Toen ik je enige tijd geleden belde voor een interview over uitbesteden moest je hard lachen.
Klopt, jarenlang zou ik heel blij zijn geweest als ik eens iets kon uitbesteden, ik was de enige betaalde inhoudelijke medewerker. Ik was afhankelijk van gunsten en toevalligheden. Ik had gelukkig veel steun van goede vrijwilligers en parttime krachten, maar uiteindelijk sta je er toch vaak alleen voor. Door de economische crisis is het alleen maar erger geworden. De verwachtingen werden opgeschroefd, maar er was nergens geld voor.
Omdat je je verantwoordelijk voelt ga je steeds harder werken, maar dat gaat uiteindelijk ten koste van de collectie. Als je de hele tijd heen en weer moet rennen, kun je niet goed voor de collectie zorgen. Je holt je collectie uit, doordat je geen onderhoud en onderzoek kunt doen.
Wat is je grootste wens?
De basis verstevigen. Ik zeg wel eens, als ik de loterij win koop ik een collega. Gewoon nog een inhoudelijk iemand erbij, want de collectie heeft echt een oppepper nodig!
In Limburg hebben net drie musea hun betaalde kracht ontslagen. Ze gaan door met alleen vrijwilligers.
Ik weet het, de realiteit is dat juist kleinere musea hun betaalde kracht dreigen te verliezen. Wellicht zou een oplossing kunnen zijn om een professionele kracht te delen met een aantal musea. Voor de toekomst van een museum is van belang dat je iets kunt opbouwen. Ik geloof heilig in de lange adem, investeren in kennis en die vasthouden. Voor die continuïteit is een vaste kracht erg belangrijk.
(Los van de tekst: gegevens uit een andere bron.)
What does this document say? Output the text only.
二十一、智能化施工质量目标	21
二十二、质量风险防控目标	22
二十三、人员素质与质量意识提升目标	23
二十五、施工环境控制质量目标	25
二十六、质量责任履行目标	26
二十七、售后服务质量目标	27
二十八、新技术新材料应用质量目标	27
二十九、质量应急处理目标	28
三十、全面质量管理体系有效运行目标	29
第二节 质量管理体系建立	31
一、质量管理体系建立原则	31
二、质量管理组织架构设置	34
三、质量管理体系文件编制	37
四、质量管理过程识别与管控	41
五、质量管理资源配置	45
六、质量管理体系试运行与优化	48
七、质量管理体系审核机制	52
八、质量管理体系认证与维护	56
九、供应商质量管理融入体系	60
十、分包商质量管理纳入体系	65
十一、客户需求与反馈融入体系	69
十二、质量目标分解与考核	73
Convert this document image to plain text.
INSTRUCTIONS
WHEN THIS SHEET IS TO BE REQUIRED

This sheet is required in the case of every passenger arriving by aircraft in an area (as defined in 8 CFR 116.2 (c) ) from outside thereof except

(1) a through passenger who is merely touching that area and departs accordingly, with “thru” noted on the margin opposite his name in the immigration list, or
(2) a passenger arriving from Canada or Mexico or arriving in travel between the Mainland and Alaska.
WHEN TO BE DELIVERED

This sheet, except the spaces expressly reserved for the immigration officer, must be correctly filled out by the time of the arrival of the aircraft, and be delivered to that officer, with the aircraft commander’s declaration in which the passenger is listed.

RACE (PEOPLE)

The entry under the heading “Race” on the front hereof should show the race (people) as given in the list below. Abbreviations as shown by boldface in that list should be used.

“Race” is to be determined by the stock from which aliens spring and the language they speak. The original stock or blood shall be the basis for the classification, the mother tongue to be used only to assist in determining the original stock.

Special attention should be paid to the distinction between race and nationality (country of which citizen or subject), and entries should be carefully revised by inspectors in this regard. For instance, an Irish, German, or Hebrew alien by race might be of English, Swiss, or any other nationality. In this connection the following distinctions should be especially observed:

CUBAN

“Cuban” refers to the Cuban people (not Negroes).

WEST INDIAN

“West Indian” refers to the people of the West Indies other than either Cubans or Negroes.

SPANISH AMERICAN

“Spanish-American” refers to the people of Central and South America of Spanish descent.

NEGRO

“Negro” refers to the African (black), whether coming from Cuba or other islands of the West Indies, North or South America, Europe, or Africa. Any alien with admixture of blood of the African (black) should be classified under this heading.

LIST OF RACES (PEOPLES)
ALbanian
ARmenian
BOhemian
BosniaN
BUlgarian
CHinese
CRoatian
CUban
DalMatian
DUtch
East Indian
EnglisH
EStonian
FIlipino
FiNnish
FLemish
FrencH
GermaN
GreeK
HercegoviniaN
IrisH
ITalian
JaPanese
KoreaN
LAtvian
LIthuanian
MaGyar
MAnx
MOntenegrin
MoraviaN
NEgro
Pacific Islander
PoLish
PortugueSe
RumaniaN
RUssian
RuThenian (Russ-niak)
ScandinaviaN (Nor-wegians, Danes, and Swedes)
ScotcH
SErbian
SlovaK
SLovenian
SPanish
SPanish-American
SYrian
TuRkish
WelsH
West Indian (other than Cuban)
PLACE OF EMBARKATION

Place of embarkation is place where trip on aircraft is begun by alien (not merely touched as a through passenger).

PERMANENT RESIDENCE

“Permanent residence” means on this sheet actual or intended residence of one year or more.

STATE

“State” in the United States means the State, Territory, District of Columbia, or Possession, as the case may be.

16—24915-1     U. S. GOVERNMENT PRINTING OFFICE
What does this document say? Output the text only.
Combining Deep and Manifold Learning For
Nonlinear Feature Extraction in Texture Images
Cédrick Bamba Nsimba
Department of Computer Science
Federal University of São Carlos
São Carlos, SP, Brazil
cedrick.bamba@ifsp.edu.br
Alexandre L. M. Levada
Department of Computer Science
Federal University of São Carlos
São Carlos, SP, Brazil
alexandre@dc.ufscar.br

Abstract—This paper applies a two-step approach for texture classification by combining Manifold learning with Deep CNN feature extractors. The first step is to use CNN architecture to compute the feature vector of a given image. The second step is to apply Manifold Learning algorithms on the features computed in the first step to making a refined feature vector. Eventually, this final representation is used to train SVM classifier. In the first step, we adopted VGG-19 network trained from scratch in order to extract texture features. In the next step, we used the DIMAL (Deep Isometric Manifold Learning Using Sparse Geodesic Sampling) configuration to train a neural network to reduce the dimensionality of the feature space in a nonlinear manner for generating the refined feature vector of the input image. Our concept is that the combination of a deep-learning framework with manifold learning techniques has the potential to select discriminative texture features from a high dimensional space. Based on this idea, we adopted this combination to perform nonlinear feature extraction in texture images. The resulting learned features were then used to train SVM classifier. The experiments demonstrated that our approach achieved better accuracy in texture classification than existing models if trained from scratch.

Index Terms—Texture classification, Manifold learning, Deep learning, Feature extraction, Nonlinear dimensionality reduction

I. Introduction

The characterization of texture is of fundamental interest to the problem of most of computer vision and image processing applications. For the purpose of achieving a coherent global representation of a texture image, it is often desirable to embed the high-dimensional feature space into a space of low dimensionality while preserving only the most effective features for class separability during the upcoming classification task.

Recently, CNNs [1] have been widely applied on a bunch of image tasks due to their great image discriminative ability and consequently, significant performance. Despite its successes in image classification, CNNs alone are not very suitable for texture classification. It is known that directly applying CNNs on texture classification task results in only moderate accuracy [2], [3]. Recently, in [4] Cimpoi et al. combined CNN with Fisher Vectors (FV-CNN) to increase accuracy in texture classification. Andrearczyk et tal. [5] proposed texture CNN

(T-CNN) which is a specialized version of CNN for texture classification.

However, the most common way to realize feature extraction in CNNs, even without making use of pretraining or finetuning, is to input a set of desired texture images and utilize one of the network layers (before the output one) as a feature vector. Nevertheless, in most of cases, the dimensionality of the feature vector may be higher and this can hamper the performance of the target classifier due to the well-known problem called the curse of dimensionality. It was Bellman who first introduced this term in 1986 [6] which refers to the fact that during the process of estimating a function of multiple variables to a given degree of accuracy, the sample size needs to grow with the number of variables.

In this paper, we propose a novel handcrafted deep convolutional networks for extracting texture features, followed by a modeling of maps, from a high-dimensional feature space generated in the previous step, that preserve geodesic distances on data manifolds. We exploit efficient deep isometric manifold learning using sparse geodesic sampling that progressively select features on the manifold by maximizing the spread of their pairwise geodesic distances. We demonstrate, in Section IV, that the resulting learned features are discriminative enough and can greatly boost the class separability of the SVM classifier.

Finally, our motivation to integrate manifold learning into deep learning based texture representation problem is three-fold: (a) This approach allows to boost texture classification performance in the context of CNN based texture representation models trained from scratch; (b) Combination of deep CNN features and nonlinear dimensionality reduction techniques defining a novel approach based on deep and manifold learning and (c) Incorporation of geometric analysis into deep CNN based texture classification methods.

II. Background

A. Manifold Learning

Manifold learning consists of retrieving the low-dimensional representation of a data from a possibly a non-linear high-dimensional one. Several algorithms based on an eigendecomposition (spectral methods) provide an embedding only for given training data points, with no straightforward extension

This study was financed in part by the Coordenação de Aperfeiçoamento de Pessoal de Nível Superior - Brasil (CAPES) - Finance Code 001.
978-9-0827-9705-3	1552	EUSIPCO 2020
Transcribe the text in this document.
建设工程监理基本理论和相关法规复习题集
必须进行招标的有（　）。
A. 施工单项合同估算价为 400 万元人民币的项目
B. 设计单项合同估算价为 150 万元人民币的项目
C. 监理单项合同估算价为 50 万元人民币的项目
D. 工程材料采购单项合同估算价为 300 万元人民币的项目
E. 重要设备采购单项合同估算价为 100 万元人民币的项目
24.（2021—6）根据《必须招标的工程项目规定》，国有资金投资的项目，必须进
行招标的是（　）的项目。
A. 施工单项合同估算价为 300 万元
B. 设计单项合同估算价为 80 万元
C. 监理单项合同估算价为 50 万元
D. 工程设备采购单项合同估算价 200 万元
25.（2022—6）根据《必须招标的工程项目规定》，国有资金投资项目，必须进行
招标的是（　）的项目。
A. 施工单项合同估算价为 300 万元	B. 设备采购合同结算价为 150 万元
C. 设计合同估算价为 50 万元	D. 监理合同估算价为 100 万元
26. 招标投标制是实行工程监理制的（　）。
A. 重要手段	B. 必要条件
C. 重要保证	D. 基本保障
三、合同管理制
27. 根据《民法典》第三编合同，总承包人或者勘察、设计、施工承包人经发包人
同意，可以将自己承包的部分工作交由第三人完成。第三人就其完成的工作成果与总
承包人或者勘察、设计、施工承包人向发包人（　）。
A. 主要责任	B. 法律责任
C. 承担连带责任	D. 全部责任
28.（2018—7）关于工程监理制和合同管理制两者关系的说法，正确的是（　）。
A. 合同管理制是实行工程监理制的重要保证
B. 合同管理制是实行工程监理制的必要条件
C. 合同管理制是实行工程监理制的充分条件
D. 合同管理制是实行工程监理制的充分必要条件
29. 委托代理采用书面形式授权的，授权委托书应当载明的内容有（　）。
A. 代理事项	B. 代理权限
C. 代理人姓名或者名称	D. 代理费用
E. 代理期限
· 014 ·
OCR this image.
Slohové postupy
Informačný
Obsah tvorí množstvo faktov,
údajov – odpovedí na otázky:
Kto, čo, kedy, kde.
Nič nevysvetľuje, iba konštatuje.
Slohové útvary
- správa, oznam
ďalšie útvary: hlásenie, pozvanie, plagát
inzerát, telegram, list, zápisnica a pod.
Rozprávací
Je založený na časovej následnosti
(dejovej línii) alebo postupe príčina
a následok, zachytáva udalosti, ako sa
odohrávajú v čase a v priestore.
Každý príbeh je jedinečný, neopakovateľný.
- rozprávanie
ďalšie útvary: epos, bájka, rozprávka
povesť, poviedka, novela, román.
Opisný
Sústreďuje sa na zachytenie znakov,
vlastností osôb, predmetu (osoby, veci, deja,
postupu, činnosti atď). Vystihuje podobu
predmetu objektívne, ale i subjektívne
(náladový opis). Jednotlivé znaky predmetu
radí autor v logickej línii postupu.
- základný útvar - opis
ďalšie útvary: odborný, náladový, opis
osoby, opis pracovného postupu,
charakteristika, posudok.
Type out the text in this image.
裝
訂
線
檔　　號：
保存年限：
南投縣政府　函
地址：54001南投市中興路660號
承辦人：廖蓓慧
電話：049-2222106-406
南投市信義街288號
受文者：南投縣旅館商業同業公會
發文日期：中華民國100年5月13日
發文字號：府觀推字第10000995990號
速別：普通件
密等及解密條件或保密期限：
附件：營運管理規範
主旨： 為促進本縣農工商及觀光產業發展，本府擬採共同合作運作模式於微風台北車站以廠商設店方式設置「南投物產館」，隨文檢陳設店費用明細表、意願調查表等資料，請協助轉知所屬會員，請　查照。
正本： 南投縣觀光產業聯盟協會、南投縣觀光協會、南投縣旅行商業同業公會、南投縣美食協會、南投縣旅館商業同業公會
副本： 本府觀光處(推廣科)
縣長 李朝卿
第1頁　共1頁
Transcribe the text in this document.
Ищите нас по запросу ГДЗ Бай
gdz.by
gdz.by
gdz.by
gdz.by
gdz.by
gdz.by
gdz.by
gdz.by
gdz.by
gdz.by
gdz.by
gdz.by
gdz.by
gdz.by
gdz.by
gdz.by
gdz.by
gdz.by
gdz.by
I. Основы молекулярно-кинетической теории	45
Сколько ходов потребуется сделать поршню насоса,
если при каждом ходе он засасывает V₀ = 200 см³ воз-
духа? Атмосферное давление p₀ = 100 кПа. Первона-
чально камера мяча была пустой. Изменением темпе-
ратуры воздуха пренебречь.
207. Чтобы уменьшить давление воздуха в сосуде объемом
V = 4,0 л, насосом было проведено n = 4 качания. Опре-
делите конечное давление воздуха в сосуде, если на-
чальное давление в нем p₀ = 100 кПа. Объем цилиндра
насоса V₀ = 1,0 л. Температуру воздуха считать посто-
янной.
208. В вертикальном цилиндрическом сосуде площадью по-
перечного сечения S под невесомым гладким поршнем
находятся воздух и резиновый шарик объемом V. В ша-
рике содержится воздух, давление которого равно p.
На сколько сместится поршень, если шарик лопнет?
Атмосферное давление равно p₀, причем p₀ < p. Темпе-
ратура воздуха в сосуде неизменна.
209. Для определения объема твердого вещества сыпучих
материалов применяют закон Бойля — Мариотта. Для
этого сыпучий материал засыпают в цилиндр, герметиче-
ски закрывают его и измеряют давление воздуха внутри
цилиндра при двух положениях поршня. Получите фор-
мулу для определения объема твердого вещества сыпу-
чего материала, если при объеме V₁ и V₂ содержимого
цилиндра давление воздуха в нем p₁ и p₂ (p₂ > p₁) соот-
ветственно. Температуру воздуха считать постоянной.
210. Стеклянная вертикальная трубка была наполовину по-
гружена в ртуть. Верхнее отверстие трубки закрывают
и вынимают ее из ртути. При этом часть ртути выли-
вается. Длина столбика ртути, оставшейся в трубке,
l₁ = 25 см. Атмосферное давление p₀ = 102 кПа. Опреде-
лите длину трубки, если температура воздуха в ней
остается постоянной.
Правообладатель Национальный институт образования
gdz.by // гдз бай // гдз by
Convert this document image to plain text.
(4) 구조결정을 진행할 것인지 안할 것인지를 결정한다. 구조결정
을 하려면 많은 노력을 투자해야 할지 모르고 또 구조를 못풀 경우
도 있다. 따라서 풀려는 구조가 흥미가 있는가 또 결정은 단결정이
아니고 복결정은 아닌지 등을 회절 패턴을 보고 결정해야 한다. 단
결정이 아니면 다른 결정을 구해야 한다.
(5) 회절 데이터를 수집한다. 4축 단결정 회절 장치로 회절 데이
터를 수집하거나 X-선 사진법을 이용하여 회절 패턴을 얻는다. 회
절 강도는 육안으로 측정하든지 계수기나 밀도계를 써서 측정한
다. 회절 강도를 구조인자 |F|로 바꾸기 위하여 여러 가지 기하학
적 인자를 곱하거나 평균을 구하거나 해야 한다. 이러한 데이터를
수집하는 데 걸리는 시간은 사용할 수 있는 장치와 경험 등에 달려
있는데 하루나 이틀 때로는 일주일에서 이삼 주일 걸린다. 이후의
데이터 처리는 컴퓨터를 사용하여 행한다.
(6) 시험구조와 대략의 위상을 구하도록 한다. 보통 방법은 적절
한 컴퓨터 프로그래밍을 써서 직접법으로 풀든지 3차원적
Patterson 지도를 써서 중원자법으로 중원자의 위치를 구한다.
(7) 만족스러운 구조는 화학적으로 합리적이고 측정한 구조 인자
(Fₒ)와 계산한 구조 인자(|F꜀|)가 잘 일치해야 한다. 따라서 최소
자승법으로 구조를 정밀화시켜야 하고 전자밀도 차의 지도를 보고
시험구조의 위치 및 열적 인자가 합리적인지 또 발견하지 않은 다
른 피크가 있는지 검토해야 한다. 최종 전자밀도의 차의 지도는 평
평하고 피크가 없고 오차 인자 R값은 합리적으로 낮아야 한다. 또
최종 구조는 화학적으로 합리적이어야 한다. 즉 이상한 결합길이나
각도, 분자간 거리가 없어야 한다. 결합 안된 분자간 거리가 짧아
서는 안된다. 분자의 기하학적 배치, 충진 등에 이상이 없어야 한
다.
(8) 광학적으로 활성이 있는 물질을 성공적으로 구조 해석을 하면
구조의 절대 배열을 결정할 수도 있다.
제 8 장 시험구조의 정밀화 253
Toen het museum in Deventer sloot, schreef de oud-directeur dat men het geheugen uit de stad sneed.
Daar ben ik het helemaal mee eens! Je moet toch ergens kunnen zien hoe het vroeger was. Je moet een openbare plek hebben waar je iets kunt vinden over je verleden, over de geschiedenis van de stad. Daarom ben ik zo blij dat ons museum onverwacht een nieuwe kans krijgt.
Wat is er gebeurd?
Door de economische crisis moest de gemeente bezuinigen, ook op cultuur. Men trok in 2011 de subsidie voor het museum in. Uiteindelijk ging de sluiting niet door en werden we samengevoegd met het archief. Maar die fusie had niet echt een meerwaarde. We werkten al goed samen en al gauw raakte het archief betrokken bij de volgende reorganisatie. De archieven in de regio moesten gaan samenwerken. Ons archief gaat straks naar Bergen op Zoom. Ik heb de afgelopen vijf jaar best vaak gedacht: dit gaat weer de verkeerde kant op. Het is bijna of je voortbestaan als museum van het toeval afhankelijk is. Het is een klein wonder dat er plotsklaps weer draagvlak is voor het museum.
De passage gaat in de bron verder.